Rice, 53, began by praising Republican presidential candidate John McCain when reporters asked for an airtight denial to rumors she hoped to campaign as his running mate in the November election.
"Let me just say, first of all, that Senator McCain is an extraordinary American, a really outstanding leader and obviously a great patriot. That said, I am going back to Stanford," Rice said.
Her spokesman Sean McCormack told reporters on Monday that Rice was on leave from Stanford University in California, where she is a tenured professor in political science, specializing in Russian and east European affairs.

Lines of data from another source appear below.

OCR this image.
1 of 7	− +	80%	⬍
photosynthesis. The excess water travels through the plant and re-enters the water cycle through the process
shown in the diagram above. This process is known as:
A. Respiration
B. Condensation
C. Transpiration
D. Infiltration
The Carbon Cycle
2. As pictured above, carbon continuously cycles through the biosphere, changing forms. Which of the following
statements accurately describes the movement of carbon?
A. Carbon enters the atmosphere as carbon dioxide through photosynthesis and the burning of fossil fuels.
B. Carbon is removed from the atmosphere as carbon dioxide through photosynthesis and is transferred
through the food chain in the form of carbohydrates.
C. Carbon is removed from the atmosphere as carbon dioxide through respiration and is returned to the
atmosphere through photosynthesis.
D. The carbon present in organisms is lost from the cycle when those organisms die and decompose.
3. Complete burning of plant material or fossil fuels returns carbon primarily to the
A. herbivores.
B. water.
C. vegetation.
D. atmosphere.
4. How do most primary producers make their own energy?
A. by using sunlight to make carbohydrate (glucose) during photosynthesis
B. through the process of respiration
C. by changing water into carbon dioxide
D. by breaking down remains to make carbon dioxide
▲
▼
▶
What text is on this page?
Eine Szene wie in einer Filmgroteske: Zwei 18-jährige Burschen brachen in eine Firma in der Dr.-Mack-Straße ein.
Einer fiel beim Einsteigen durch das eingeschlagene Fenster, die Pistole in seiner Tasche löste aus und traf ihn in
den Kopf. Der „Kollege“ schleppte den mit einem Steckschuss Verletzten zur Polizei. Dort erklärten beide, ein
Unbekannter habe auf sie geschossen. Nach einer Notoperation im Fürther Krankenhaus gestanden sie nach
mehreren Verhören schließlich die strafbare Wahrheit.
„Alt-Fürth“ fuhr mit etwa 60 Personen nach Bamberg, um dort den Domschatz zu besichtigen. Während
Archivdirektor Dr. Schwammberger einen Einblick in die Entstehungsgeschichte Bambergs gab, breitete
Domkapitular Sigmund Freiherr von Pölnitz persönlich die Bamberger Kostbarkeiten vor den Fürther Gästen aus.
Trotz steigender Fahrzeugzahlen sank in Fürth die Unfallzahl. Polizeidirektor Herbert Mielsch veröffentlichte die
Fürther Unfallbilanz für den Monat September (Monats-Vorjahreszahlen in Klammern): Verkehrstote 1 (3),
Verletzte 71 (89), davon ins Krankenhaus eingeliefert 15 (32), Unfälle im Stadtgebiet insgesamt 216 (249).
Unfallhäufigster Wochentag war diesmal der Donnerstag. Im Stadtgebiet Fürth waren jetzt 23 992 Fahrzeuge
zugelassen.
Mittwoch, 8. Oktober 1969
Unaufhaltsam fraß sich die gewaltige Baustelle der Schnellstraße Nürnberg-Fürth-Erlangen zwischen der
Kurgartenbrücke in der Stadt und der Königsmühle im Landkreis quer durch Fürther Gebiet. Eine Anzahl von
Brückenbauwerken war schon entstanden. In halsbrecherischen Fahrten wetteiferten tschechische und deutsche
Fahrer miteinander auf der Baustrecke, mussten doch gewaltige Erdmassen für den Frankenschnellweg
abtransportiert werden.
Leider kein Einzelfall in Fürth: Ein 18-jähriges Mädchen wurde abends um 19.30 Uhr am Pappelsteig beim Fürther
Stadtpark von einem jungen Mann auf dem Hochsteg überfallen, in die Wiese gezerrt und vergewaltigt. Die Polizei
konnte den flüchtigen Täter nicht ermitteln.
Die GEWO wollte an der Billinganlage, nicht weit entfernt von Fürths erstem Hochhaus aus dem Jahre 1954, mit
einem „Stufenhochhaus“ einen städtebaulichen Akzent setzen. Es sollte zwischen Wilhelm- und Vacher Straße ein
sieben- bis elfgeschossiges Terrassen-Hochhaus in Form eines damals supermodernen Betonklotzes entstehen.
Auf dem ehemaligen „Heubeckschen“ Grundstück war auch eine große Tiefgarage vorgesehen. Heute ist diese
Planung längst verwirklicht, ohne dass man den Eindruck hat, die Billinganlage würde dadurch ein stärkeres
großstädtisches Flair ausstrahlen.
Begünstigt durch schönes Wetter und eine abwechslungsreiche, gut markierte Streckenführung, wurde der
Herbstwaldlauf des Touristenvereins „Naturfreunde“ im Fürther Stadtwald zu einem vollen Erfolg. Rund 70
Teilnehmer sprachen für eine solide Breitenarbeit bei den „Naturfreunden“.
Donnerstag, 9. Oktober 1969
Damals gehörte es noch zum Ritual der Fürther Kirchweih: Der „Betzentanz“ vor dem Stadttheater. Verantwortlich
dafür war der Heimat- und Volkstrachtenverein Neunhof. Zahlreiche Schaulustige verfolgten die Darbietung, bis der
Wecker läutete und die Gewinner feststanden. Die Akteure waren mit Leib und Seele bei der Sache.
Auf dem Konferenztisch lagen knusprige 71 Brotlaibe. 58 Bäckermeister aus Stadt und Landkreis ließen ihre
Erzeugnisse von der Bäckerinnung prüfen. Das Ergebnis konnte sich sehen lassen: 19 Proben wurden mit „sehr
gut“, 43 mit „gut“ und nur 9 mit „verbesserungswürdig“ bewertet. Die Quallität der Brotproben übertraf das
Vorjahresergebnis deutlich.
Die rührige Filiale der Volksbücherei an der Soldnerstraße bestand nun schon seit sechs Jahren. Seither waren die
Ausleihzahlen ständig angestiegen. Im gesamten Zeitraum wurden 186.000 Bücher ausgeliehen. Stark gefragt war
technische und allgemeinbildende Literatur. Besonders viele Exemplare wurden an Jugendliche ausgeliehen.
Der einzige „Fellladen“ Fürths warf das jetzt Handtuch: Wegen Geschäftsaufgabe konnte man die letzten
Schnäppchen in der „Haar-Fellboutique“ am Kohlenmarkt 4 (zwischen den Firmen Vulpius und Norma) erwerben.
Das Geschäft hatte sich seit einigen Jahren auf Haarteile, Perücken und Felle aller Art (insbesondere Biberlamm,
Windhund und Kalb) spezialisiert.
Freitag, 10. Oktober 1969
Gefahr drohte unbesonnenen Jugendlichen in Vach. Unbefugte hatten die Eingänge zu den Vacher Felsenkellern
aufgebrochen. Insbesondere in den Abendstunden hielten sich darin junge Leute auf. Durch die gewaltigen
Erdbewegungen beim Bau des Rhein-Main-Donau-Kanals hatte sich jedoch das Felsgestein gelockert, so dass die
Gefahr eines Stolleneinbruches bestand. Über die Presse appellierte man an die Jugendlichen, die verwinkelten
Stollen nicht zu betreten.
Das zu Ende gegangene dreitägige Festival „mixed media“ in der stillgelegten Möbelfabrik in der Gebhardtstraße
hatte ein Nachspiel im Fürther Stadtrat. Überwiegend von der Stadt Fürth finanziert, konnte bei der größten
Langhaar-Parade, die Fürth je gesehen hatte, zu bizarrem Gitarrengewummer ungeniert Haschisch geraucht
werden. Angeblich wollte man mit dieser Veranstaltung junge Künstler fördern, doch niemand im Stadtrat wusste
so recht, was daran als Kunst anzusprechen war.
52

She was asked to match the denial of Civil War General William Tecumseh Sherman who, when asked if he sought the presidency in 1884, said: "If drafted, I will not run; if nominated, I will not accept; if elected, I will not serve."
But Rice, the first African American secretary of state who also served as national security adviser under President George W. Bush, said, "I very much look forward to watching this campaign and voting as a voter."
She added, "I have a lot of work to do," citing telephone conversations she had already Tuesday morning with Palestinian president Mahmud Abbas, as well as with Pakistan's new foreign minister, and UN Secretary General Ban Ki-moon.
"This is obviously a very busy agenda and here I sit with my Mexican and Canadian counterparts on hemispheric issues," she said with Mexican Foreign Secretary Patricia Espinosa and Canadian Foreign Minister Maxime Bernier.
"So I have a lot of work to do and then I'll happily go back to Stanford," she said.
Speculation over her plans has been fueled by a speech Rice delivered to the conservative group Americans for Tax Reform, an interview she gave on race and education in America and a magazine picture spread showing her lifting weights.
Analyst Steve Clemons, from the New America think tank, mentioned Rice's speech to the conservative group on his blog, "The Washington Note," saying several in the audience had asked her if she would run for vice president.
But she did not give a clear denial, he said.
Speculation also surged about her plans when Republican strategist Dan Senor told ABC television Sunday that "Condi Rice has been actively, actually in recent weeks, campaigning for this."
McCain, while traveling to Kansas City on his campaign plane earlier this week, told reporters "I missed those signals" when asked if Rice was campaigning to serve as his running mate, according to the New York Times.
But McCain praised Rice as "a great American."